Detectives James Barnes and Anthony Brantley gave the accounts of the five women based on interviews they conducted with them.
The detectives testified that the four women said in interviews that Appelblatt told them he had a pharmacist's degree and that he further informed them that he thought they looked like they were sick.
They said he took out a stethoscope and a rubber physician's mallet and performed some routine examinations before he proceeded to conduct unrequested breast examinations on the women. He also sought to conduct a pelvic exam on one of the alleged victims, the detectives said.

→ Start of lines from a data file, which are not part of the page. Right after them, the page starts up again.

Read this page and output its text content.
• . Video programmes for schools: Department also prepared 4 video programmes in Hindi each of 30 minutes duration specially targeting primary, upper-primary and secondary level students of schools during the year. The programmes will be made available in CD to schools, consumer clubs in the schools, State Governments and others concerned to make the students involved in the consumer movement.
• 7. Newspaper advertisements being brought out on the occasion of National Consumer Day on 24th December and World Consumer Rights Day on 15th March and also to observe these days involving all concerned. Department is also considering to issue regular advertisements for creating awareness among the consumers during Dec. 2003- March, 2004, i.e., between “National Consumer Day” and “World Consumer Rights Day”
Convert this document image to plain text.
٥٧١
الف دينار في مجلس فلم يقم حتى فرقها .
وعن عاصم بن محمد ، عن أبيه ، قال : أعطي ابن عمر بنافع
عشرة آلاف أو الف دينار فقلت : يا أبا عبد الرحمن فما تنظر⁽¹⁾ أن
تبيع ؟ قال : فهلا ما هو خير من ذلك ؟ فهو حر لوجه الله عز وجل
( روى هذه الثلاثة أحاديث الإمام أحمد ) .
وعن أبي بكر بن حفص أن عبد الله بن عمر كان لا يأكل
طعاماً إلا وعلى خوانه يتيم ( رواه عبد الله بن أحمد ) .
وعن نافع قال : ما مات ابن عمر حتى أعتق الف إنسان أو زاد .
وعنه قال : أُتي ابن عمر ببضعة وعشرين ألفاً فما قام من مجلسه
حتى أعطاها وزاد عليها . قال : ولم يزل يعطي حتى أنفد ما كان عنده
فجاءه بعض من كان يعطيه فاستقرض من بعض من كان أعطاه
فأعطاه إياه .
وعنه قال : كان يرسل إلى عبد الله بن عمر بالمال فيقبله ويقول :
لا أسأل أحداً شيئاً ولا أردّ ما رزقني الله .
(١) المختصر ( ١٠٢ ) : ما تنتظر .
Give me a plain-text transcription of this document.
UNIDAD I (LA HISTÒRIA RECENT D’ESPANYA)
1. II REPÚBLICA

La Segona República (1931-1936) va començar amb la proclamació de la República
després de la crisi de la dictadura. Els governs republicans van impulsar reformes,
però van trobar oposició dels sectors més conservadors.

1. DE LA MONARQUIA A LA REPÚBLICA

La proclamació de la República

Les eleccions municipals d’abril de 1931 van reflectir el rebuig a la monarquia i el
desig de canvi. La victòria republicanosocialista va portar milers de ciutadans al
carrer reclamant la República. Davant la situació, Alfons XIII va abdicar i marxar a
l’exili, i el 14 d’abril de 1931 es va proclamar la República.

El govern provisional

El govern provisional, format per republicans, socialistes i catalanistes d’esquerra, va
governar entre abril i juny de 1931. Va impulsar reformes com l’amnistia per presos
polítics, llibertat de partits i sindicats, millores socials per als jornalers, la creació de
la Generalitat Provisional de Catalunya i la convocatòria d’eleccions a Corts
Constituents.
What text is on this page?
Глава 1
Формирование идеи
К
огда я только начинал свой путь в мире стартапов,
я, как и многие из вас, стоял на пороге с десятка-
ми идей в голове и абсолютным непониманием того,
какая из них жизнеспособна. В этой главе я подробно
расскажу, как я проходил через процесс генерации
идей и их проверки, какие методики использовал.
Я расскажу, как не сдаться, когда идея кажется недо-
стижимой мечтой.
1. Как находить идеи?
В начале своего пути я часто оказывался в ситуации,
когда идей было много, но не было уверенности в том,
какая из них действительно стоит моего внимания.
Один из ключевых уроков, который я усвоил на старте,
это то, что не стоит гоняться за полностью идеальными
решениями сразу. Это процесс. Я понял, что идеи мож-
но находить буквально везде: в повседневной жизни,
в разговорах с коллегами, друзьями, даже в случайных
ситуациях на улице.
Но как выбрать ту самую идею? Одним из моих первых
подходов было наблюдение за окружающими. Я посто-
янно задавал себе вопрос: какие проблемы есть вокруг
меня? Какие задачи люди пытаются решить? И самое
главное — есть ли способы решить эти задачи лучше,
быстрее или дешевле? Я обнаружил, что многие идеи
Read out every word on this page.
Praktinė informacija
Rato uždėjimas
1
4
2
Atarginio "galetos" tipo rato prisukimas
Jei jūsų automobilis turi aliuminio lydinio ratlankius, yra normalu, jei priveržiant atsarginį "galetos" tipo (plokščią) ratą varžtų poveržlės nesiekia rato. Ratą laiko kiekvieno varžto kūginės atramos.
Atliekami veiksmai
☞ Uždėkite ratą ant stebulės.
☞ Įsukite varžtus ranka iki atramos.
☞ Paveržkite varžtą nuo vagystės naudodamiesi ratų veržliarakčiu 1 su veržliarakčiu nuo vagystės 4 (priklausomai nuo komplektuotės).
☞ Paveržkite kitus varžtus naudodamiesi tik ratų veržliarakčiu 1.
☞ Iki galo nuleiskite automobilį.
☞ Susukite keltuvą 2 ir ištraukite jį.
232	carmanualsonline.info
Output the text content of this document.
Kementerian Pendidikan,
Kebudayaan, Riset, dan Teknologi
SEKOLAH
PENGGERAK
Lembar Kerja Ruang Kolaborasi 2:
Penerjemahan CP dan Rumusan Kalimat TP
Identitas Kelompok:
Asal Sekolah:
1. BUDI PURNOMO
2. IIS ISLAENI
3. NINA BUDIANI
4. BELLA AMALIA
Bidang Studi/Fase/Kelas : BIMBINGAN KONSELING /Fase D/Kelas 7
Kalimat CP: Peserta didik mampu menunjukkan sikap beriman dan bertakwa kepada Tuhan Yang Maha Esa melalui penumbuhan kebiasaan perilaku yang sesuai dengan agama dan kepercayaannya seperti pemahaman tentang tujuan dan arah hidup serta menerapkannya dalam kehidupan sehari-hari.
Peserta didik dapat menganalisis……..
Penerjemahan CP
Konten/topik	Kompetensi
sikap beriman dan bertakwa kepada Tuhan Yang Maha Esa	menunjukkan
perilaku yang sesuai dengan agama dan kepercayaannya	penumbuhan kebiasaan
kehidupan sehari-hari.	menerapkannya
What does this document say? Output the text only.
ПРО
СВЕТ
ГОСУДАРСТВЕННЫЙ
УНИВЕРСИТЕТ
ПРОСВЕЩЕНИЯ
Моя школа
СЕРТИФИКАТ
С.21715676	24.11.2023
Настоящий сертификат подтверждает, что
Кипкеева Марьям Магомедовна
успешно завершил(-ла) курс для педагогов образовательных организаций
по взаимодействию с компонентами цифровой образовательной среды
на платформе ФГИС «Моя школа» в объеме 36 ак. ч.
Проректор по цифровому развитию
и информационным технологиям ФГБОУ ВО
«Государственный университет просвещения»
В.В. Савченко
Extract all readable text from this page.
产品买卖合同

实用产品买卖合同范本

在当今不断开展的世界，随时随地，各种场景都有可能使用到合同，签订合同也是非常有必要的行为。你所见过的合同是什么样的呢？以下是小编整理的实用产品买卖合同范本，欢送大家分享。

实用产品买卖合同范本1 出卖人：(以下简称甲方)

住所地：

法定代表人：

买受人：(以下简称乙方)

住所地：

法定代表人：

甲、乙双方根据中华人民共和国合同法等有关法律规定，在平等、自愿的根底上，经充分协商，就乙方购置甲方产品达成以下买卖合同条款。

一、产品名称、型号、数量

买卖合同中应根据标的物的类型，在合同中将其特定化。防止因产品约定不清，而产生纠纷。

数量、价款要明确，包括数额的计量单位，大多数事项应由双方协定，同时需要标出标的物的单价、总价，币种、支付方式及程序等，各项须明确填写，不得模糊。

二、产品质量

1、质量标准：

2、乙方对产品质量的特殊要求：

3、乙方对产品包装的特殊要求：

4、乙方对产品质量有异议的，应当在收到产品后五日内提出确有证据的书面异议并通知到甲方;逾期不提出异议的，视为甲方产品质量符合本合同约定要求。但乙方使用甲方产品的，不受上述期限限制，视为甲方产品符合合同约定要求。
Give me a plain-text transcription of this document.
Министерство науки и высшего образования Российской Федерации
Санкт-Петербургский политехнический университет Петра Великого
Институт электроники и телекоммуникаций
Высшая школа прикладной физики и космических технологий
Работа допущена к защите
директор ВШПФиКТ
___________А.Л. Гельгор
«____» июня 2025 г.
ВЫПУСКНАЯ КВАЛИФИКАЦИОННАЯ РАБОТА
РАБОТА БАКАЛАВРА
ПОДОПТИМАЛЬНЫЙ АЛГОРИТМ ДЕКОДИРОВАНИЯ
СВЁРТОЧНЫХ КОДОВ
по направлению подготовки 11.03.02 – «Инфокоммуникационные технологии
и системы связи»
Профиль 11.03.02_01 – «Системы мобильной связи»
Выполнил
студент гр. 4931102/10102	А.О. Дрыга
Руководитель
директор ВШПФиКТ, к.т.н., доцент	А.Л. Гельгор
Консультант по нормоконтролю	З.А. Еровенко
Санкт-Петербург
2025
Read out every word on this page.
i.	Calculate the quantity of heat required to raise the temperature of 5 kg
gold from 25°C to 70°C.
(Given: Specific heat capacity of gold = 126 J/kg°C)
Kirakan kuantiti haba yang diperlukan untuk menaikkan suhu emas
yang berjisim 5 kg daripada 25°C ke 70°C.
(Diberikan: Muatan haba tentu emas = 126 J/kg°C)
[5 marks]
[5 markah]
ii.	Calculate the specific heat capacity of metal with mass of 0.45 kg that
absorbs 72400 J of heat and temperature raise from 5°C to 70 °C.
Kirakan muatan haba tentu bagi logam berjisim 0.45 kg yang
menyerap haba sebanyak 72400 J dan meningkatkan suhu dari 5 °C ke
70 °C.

Each of the four women told Appelblatt to stop, which prompted an apology on his part as well as requests for them to "keep it between them," the detectives testified.
"He asked her not to tell anybody about it," Brantley testified, about one of Appelblatt's encounters.
Johnson elicited testimony from Barnes that the one woman he interviewed told him that Appelblatt never used any force. Barnes also testified under questioning from Johnson that there was no suggestion in a series of e-mails between the woman and Appelblatt that she was offended by his actions.
One of the women told detectives that she was wearing a sundress with no bra and that Appelblatt removed the dress before engaging in sexually explicit behavior with her.
"She just kind of froze and wanted it to be done, to stop," Detective Brantley said.